A postmodern patchwork

The Einstein Intersection came out before the triumph of post-modernism and its fetish for playful reinvention. But it feels like a product of that movement, a book than stitches together elements of science fictional speculation, fantasy quest and metaphor made manifest. It’s the sort of writing that feels clever more often than it does emotionally engaging, and where you feel like you’d get much more out of it if you had a guide to explain its references. That’s not to say that it’s not enjoyable as a straight up story, but rather that it’s somewhat fractured and disconnected, like King’s The Gunslinger.

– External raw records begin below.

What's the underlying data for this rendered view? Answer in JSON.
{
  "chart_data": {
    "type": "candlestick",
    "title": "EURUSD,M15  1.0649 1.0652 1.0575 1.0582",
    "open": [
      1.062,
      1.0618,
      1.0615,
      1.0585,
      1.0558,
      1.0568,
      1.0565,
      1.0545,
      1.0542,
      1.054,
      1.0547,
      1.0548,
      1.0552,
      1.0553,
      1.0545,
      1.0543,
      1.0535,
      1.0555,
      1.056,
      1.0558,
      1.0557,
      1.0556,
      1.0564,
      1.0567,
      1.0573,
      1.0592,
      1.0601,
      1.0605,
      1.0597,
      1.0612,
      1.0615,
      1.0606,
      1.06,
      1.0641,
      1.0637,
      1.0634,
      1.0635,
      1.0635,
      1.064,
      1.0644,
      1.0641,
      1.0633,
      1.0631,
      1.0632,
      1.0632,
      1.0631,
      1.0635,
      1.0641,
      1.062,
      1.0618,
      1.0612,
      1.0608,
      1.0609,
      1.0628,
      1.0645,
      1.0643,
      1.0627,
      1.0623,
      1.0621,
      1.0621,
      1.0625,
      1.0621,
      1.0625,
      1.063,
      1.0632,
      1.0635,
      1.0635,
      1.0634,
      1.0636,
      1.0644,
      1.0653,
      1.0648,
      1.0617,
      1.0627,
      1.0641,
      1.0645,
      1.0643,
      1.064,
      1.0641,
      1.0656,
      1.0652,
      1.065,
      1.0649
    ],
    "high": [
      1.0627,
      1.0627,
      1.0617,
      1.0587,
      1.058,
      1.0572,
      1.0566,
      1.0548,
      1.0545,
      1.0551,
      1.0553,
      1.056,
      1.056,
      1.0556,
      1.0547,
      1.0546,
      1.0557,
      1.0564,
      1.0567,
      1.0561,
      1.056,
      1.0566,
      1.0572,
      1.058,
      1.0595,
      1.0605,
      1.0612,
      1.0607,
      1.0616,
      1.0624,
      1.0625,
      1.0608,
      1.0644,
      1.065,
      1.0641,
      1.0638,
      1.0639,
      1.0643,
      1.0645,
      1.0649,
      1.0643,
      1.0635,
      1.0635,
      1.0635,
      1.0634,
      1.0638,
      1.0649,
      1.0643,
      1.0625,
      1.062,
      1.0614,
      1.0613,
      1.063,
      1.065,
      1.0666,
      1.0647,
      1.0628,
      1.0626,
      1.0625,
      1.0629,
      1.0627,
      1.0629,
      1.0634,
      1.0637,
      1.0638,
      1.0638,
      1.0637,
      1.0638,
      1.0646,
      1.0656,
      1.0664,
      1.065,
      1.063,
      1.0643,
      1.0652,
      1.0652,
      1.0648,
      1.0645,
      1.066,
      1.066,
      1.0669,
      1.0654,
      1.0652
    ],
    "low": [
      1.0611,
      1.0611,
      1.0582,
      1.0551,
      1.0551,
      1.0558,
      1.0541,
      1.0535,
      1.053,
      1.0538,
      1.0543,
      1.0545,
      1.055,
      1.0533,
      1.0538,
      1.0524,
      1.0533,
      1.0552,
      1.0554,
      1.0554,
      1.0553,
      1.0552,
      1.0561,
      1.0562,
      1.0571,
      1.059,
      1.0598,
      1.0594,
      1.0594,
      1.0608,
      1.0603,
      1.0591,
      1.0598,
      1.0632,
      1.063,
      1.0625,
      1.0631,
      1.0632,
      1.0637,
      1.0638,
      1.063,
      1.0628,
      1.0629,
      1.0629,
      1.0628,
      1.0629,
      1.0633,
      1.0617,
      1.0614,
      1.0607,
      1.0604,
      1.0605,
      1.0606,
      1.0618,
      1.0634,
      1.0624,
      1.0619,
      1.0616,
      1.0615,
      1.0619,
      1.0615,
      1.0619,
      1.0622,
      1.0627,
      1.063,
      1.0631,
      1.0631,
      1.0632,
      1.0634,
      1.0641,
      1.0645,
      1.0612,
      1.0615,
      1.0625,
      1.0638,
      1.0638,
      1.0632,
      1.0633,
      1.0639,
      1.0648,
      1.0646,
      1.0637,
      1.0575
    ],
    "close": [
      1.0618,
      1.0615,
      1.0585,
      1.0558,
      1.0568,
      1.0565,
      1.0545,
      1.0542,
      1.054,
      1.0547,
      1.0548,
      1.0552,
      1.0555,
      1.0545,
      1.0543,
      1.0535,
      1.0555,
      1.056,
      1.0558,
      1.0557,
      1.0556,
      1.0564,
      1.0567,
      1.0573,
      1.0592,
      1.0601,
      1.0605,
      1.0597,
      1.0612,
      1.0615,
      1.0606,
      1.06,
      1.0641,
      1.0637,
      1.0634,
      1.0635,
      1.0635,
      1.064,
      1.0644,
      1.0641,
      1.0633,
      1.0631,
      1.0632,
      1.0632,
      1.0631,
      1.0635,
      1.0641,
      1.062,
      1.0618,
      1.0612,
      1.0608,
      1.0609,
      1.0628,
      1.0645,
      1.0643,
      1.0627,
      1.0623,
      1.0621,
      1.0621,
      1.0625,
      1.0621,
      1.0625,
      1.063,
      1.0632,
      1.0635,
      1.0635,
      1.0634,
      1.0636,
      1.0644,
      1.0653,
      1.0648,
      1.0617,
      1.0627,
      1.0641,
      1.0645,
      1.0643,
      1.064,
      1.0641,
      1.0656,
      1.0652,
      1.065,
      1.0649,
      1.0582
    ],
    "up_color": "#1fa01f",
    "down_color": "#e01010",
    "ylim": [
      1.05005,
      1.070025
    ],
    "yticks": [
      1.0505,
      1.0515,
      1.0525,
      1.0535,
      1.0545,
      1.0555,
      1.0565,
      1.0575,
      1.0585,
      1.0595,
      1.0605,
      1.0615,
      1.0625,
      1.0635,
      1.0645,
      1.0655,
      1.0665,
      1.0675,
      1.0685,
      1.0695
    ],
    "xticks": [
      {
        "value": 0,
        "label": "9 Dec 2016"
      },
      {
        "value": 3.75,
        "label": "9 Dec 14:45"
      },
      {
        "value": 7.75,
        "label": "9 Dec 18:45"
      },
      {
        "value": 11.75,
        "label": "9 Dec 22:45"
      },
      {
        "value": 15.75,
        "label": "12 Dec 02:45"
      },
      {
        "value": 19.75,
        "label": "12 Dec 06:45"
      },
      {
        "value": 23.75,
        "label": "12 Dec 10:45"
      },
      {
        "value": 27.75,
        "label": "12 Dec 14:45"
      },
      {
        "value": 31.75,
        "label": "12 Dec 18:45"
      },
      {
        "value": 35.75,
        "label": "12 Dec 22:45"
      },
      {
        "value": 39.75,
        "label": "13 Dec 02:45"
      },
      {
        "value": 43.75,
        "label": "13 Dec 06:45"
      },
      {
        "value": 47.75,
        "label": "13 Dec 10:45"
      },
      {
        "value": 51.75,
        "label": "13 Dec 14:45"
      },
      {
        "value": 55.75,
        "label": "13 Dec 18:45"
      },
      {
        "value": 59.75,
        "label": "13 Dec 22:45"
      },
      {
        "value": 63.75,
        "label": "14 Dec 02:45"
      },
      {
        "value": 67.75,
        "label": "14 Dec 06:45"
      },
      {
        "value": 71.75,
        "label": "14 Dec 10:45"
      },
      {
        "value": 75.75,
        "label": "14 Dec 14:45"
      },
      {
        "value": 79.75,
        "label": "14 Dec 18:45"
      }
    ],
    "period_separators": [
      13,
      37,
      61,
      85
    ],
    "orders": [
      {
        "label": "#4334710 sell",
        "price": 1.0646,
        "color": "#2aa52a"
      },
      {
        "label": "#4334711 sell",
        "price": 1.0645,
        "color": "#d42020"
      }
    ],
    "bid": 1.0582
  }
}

The writing is often beautiful, with neat little poetic phrases and unusual characters. There are quotes at the start of the chapters, and presumably they are meant to help pick out the theme, as such quotes often do. But unlike other such cases I’ve read, it often wasn’t clear to me how the quotes were relevant, so most of what they did was disrupt the flow.

Which, I suspect, may have been half the point.

The problem of head and heart

Any writer has to balance the interests of emotional and intellectual engagement when reaching out to an audience. A book that’s all emotion, full of action and passion, can be lacking in new ideas or intellectual challenge. On the other end of the scale a book that’s all about intellect and being clever, like Eco’s Prague Cemetery, can sometimes fail to engage intellectually.

Think Davies era Dr Who vs Moffat’s recent work on the show.

It’s a matter of reader taste where on this spectrum you like your books, but for me The Einstein Intersection ended up a little too far into being trying to be clever while not making it clear in the text what the cleverness was about. Delany clearly wanted the reader to be thinking about the text and what it represented, but that distracted me from living inside the story and engaging with Lobey’s journey. I enjoyed the reading experience because of the fine prose but ended up dissatisfied with the story. Which is a shame because, describing it like I’ve done above, it sounds like the sort of thing I should love.

And the lesson is…

I guess what I’ve learned from this one is that references and structures are all very well but they have their problems. Building a story around the myth of Orpheus is a fine idea in theory, but if your audience isn’t familiar with that myth, or isn’t on the lookout for it, then they may miss the context, and without that context your story can lose its power. And if your writing keeps drawing attention to what it’s doing as writing then it’s going to disrupt the emotional flow.

By all means write something clever, I like clever. But try to make something engaging as well.

So, have any of the rest of you read this or Delaney’s other books? And what did you think?